From the FDA Drug Label
Naproxen has been shown to be comparable to aspirin and indomethacin in controlling the measures of disease activity, but the frequency and severity of the milder gastrointestinal adverse effects (nausea, dyspepsia, heartburn) and nervous system adverse effects (tinnitus, dizziness, lightheadedness) were less in naproxen-treated patients than in those treated with aspirin or indomethacin. In patients with osteoarthritis, the therapeutic action of naproxen has been shown by a reduction in joint pain or tenderness, an increase in range of motion in knee joints, increased mobility as demonstrated by a reduction in walking time, and improvement in capacity to perform activities of daily living impaired by the disease
The best treatment approach for a patient with severe degenerative joint disease (DJD) of the first metatarsal phalangeal joint and ankle, and mild to moderate DJD throughout the remainder of the foot, may include the use of naproxen to reduce joint pain and improve mobility.
- Key benefits of naproxen include:
- Reduction in joint pain or tenderness
- Increase in range of motion
- Improved mobility
- Decrease in morning stiffness
- However, it is essential to weigh the benefits against the potential risks and side effects, such as gastrointestinal adverse effects and nervous system adverse effects 1.
From the Research
The best treatment approach for a patient with severe degenerative joint disease (DJD) of the first metatarsal phalangeal joint and ankle, with mild to moderate DJD elsewhere in the foot, is a multimodal strategy that includes conservative management and potentially surgical intervention, with arthrodesis of the first MTP joint being a valid option for young patients as well, as shown in a recent study 2. This approach should initially focus on conservative management, including:
- Oral NSAIDs such as naproxen (500mg twice daily) or meloxicam (15mg once daily)
- Physical therapy focusing on joint mobilization and strengthening exercises
- Custom orthotic devices to redistribute pressure away from affected joints, particularly with accommodative padding for the first MTP joint and ankle support
- Activity modification to reduce high-impact activities, while maintaining low-impact exercises like swimming or cycling For acute pain flares, local corticosteroid injections (such as methylprednisolone 40mg mixed with lidocaine) can provide temporary relief, though these should be limited to 3-4 injections per year to prevent tissue damage.

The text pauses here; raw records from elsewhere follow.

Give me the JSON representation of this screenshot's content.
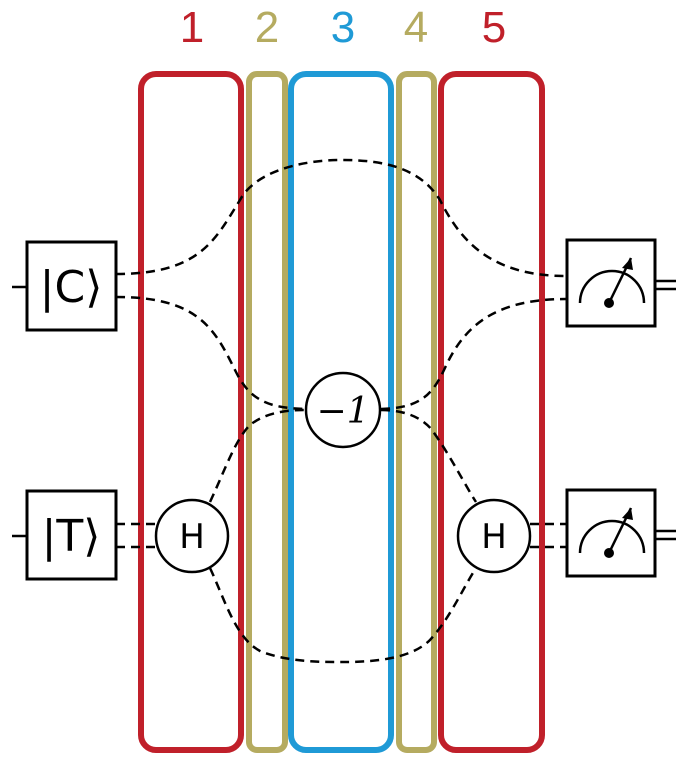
{
  "colors": {
    "red": "#c0202a",
    "olive": "#b5ab60",
    "blue": "#1f9ad6"
  },
  "stages": [
    {
      "label": "1",
      "color": "#c0202a"
    },
    {
      "label": "2",
      "color": "#b5ab60"
    },
    {
      "label": "3",
      "color": "#1f9ad6"
    },
    {
      "label": "4",
      "color": "#b5ab60"
    },
    {
      "label": "5",
      "color": "#c0202a"
    }
  ],
  "inputs": {
    "control": "|C⟩",
    "target": "|T⟩"
  },
  "gates": {
    "hadamard_left": "H",
    "hadamard_right": "H",
    "phase": "−1"
  },
  "detectors": [
    "meter-icon",
    "meter-icon"
  ]
}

If conservative measures fail after 3-6 months, surgical intervention should be considered, with options including arthrodesis (fusion) of the first MTP joint or ankle, or joint replacement depending on the patient's age, activity level, and overall health status, as discussed in various studies 3, 4, 5. It's worth noting that arthrodesis of the first MTP joint has been established as the "gold standard" for the treatment of several first ray disorders, including end-stage hallux rigidus, and can provide pain alleviation and deformity correction, as reported in a study published in the World Journal of Orthopedics 4. Additionally, a study published in the Foot & Ankle Specialist found that cheilectomy can be an effective procedure for stages 1,2, and 3 first MTPJ DJD, with reliable and lasting results 6. However, the most recent and highest quality study 2 suggests that arthrodesis of the first MTP joint can be a valid option for young patients as well, making it a consideration for patients with severe DJD of the first metatarsal phalangeal joint and ankle.